Prosecutor A R Kapadnis said three crude bombs were recovered from Lodhi’s house. After perusing the chargesheet, the judges agreed with Lodhi’s advocate Sanjiv Punalekar and said “there is no prima facie evidence” showing Lodhi’s involvement in the alleged conspiracy. They said evidence collected is “quiet disappointing.” They found “no prima facie evidence to attribute recovery of three crude bombs” from Lodhi’s house which is an ancestral house and not owned by him.

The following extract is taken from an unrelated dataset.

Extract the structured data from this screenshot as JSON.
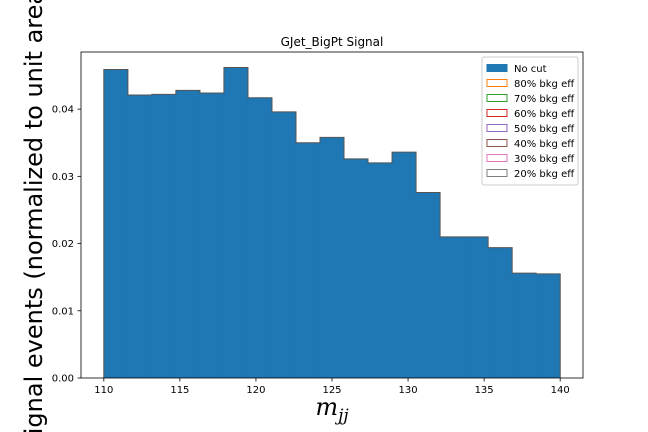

While the ATS alleged training camps were organised for Sanstha members, the judges said there is no physical evidence that they exist. They said, “the most intriguing part of this case is that ‘Sanatan Sanstha’ is an organisation which has not been declared a banned or terrorist organisation or a frontal organisation of any banned terrorist group” under the UAPA. “In fact, the official website of ‘Sanatan Sanstha’ shows it is a registered charitable trust and its aim is to impart spiritual knowledge…inculcate religious behaviour in the masses and providing personal guidance to seekers,” they added. The website also throws light on activities like weekly satsangs, spiritual science, moral education.
In Hajra’s case, the ATS had seized a mobile phone and alleged the calls were traced to prime accused Sudhanwa Gondhlekar in whose office the anti-India conspiracy was allegedly hatched in 2017. But judges said there is no evidence to show the handset or sim card was issued to Hajra. The handset was seized in 2020; in 2017 “it may have been in possession of somebody else.”
The judges said “these relevant aspects” were not appropriately considered by the trial court and “we have before us an erroneous order which deserves interference.” They directed Lodhi and Hajra’s release on a personal bond of Rs 50,000 each.